Henry Ford (July 30, 1863 – April 7, 1947) was a prominent American industrialist, the founder of the Ford Motor Company, and sponsor of the development of the assembly line technique of mass production. His introduction of the Model T automobile revolutionized transportation and American industry. As owner of the Ford Motor Company, he became one of the richest and best-known people in the world. He is credited with "Fordism": mass production of inexpensive goods coupled with high wages for workers. Ford had a global vision, with consumerism as the key to peace. His intense commitment to systematically lowering costs resulted in many technical and business innovations, including a franchise system that put dealerships throughout most of North America and in major cities on six continents. Ford left most of his vast wealth to the Ford Foundation but arranged for his family to control the company permanently.
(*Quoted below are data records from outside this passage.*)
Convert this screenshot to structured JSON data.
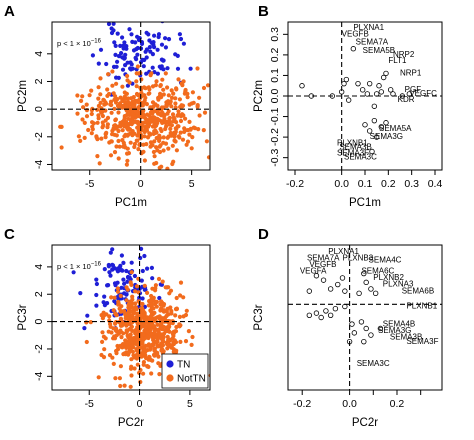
{
  "figure": {
    "colors": {
      "tn": "#1f1fd6",
      "nottn": "#f26b1d",
      "circle_stroke": "#000000"
    }
  },
  "chart_data": [
    {
      "panel": "A",
      "type": "scatter",
      "xlabel": "PC1m",
      "ylabel": "PC2m",
      "xlim": [
        -8.7,
        6.8
      ],
      "ylim": [
        -4.4,
        6.3
      ],
      "xticks": [
        -5,
        0,
        5
      ],
      "yticks": [
        -4,
        -2,
        0,
        2,
        4
      ],
      "annotation": {
        "base": "p < 1 × 10",
        "exp": "−16"
      },
      "ref_lines": {
        "x": 0,
        "y": 0
      },
      "series": [
        {
          "name": "TN",
          "color": "#1f1fd6",
          "n": 110,
          "seed": 11,
          "x_mean": -0.2,
          "x_sd": 1.9,
          "y_mean": 3.9,
          "y_sd": 1.0
        },
        {
          "name": "NotTN",
          "color": "#f26b1d",
          "n": 560,
          "seed": 12,
          "x_mean": 0.2,
          "x_sd": 2.6,
          "y_mean": -0.6,
          "y_sd": 1.35
        }
      ]
    },
    {
      "panel": "B",
      "type": "scatter",
      "xlabel": "PC1m",
      "ylabel": "PC2m",
      "xlim": [
        -0.23,
        0.43
      ],
      "ylim": [
        -0.36,
        0.36
      ],
      "xticks": [
        -0.2,
        0,
        0.1,
        0.2,
        0.3,
        0.4
      ],
      "xtick_labels": [
        "-0.2",
        "0.0",
        "0.1",
        "0.2",
        "0.3",
        "0.4"
      ],
      "yticks": [
        -0.3,
        -0.2,
        -0.1,
        0,
        0.1,
        0.2,
        0.3
      ],
      "ytick_labels": [
        "-0.3",
        "-0.2",
        "-0.1",
        "0.0",
        "0.1",
        "0.2",
        "0.3"
      ],
      "ref_lines": {
        "x": 0,
        "y": 0
      },
      "points": [
        {
          "x": -0.17,
          "y": 0.05
        },
        {
          "x": -0.13,
          "y": 0.0
        },
        {
          "x": -0.04,
          "y": 0.0
        },
        {
          "x": 0.0,
          "y": 0.02
        },
        {
          "x": 0.01,
          "y": 0.06
        },
        {
          "x": 0.02,
          "y": 0.08
        },
        {
          "x": 0.03,
          "y": -0.02
        },
        {
          "x": 0.05,
          "y": 0.23
        },
        {
          "x": 0.07,
          "y": 0.06
        },
        {
          "x": 0.09,
          "y": 0.03
        },
        {
          "x": 0.11,
          "y": 0.01
        },
        {
          "x": 0.12,
          "y": 0.06
        },
        {
          "x": 0.14,
          "y": -0.05
        },
        {
          "x": 0.15,
          "y": 0.01
        },
        {
          "x": 0.16,
          "y": 0.05
        },
        {
          "x": 0.17,
          "y": 0.02
        },
        {
          "x": 0.18,
          "y": 0.09
        },
        {
          "x": 0.19,
          "y": 0.11
        },
        {
          "x": 0.21,
          "y": 0.03
        },
        {
          "x": 0.22,
          "y": 0.01
        },
        {
          "x": 0.26,
          "y": 0.0
        },
        {
          "x": 0.29,
          "y": 0.01
        },
        {
          "x": 0.1,
          "y": -0.14
        },
        {
          "x": 0.12,
          "y": -0.17
        },
        {
          "x": 0.14,
          "y": -0.12
        },
        {
          "x": 0.15,
          "y": -0.2
        },
        {
          "x": 0.17,
          "y": -0.15
        },
        {
          "x": 0.19,
          "y": -0.13
        },
        {
          "x": 0.13,
          "y": -0.27
        }
      ],
      "labels": [
        {
          "text": "PLXNA1",
          "x": 0.05,
          "y": 0.32
        },
        {
          "text": "VEGFB",
          "x": 0.0,
          "y": 0.29
        },
        {
          "text": "SEMA7A",
          "x": 0.06,
          "y": 0.25
        },
        {
          "text": "SEMA5B",
          "x": 0.09,
          "y": 0.21
        },
        {
          "text": "NRP2",
          "x": 0.22,
          "y": 0.19
        },
        {
          "text": "FLT1",
          "x": 0.2,
          "y": 0.16
        },
        {
          "text": "NRP1",
          "x": 0.25,
          "y": 0.1
        },
        {
          "text": "PGF",
          "x": 0.27,
          "y": 0.02
        },
        {
          "text": "VEGFC",
          "x": 0.29,
          "y": 0.0
        },
        {
          "text": "KDR",
          "x": 0.24,
          "y": -0.03
        },
        {
          "text": "SEMA5A",
          "x": 0.16,
          "y": -0.17
        },
        {
          "text": "SEMA3G",
          "x": 0.12,
          "y": -0.21
        },
        {
          "text": "PLXNB1",
          "x": -0.02,
          "y": -0.24
        },
        {
          "text": "SEMA3B",
          "x": -0.01,
          "y": -0.26
        },
        {
          "text": "SEMA3F",
          "x": -0.02,
          "y": -0.29
        },
        {
          "text": "SEMA3C",
          "x": 0.01,
          "y": -0.31
        }
      ]
    },
    {
      "panel": "C",
      "type": "scatter",
      "xlabel": "PC2r",
      "ylabel": "PC3r",
      "xlim": [
        -8.7,
        7.0
      ],
      "ylim": [
        -5.0,
        5.6
      ],
      "xticks": [
        -5,
        0,
        5
      ],
      "yticks": [
        -4,
        -2,
        0,
        2,
        4
      ],
      "annotation": {
        "base": "p < 1 × 10",
        "exp": "−16"
      },
      "ref_lines": {
        "x": 0,
        "y": 0
      },
      "legend": {
        "position": "bottom-right",
        "items": [
          "TN",
          "NotTN"
        ]
      },
      "series": [
        {
          "name": "TN",
          "color": "#1f1fd6",
          "n": 120,
          "seed": 31,
          "x_mean": -1.6,
          "x_sd": 1.5,
          "y_mean": 2.6,
          "y_sd": 1.3
        },
        {
          "name": "NotTN",
          "color": "#f26b1d",
          "n": 620,
          "seed": 32,
          "x_mean": 0.4,
          "x_sd": 1.8,
          "y_mean": -0.7,
          "y_sd": 1.4
        }
      ]
    },
    {
      "panel": "D",
      "type": "scatter",
      "xlabel": "PC2r",
      "ylabel": "PC3r",
      "xlim": [
        -0.26,
        0.39
      ],
      "ylim": [
        -0.39,
        0.27
      ],
      "xticks": [
        -0.2,
        0,
        0.2
      ],
      "xtick_labels": [
        "-0.2",
        "0.0",
        "0.2"
      ],
      "extra_x_gridticks": [
        0.1,
        0.3
      ],
      "yticks": [],
      "ref_lines": {
        "x": 0,
        "y": 0
      },
      "points": [
        {
          "x": -0.17,
          "y": 0.06
        },
        {
          "x": -0.14,
          "y": 0.13
        },
        {
          "x": -0.11,
          "y": 0.11
        },
        {
          "x": -0.08,
          "y": 0.07
        },
        {
          "x": -0.05,
          "y": 0.09
        },
        {
          "x": -0.03,
          "y": 0.12
        },
        {
          "x": -0.02,
          "y": 0.06
        },
        {
          "x": 0.04,
          "y": 0.05
        },
        {
          "x": 0.06,
          "y": 0.14
        },
        {
          "x": 0.07,
          "y": 0.1
        },
        {
          "x": 0.09,
          "y": 0.07
        },
        {
          "x": 0.11,
          "y": 0.05
        },
        {
          "x": -0.17,
          "y": -0.05
        },
        {
          "x": -0.14,
          "y": -0.04
        },
        {
          "x": -0.12,
          "y": -0.06
        },
        {
          "x": -0.1,
          "y": -0.03
        },
        {
          "x": -0.08,
          "y": -0.05
        },
        {
          "x": -0.06,
          "y": -0.02
        },
        {
          "x": -0.02,
          "y": -0.01
        },
        {
          "x": 0.01,
          "y": -0.09
        },
        {
          "x": 0.02,
          "y": -0.13
        },
        {
          "x": 0.05,
          "y": -0.08
        },
        {
          "x": 0.07,
          "y": -0.11
        },
        {
          "x": 0.09,
          "y": -0.14
        },
        {
          "x": 0.13,
          "y": -0.11
        },
        {
          "x": 0.0,
          "y": -0.17
        },
        {
          "x": 0.06,
          "y": -0.17
        }
      ],
      "labels": [
        {
          "text": "PLXNA1",
          "x": -0.09,
          "y": 0.23
        },
        {
          "text": "PLXNB3",
          "x": -0.03,
          "y": 0.2
        },
        {
          "text": "SEMA7A",
          "x": -0.18,
          "y": 0.2
        },
        {
          "text": "SEMA4C",
          "x": 0.08,
          "y": 0.19
        },
        {
          "text": "VEGFB",
          "x": -0.17,
          "y": 0.17
        },
        {
          "text": "VEGFA",
          "x": -0.21,
          "y": 0.14
        },
        {
          "text": "SEMA6C",
          "x": 0.05,
          "y": 0.14
        },
        {
          "text": "PLXNB2",
          "x": 0.1,
          "y": 0.11
        },
        {
          "text": "PLXNA3",
          "x": 0.14,
          "y": 0.08
        },
        {
          "text": "SEMA6B",
          "x": 0.22,
          "y": 0.05
        },
        {
          "text": "PLXNB1",
          "x": 0.24,
          "y": -0.02
        },
        {
          "text": "SEMA4B",
          "x": 0.14,
          "y": -0.1
        },
        {
          "text": "SEMA3G",
          "x": 0.12,
          "y": -0.13
        },
        {
          "text": "SEMA3B",
          "x": 0.17,
          "y": -0.16
        },
        {
          "text": "SEMA3F",
          "x": 0.24,
          "y": -0.18
        },
        {
          "text": "SEMA3C",
          "x": 0.03,
          "y": -0.28
        }
      ]
    }
  ]
}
He was known worldwide especially in the 1920s for a system of Fordism that seemed to promise modernity, high wages and cheap consumer goods, but his antisemitism in the 1920s has been a source of controversy.
Ford was born July 30, 1863, on a farm in Greenfield Township (near Detroit, Michigan). His father, William Ford (1826–1905), was born in County Cork, Ireland, of a family originally from western England, who were among migrants to Ireland as the English created plantations. His mother, Mary Litogot Ford (1839–1876), was born in Michigan; she was the youngest child of Belgian immigrants; her parents died when Mary was a child and she was adopted by neighbors, the O'Herns. Henry Ford's siblings include Margaret Ford (1867–1938); Jane Ford (c. 1868–1945); William Ford (1871–1917) and Robert Ford (1873–1934).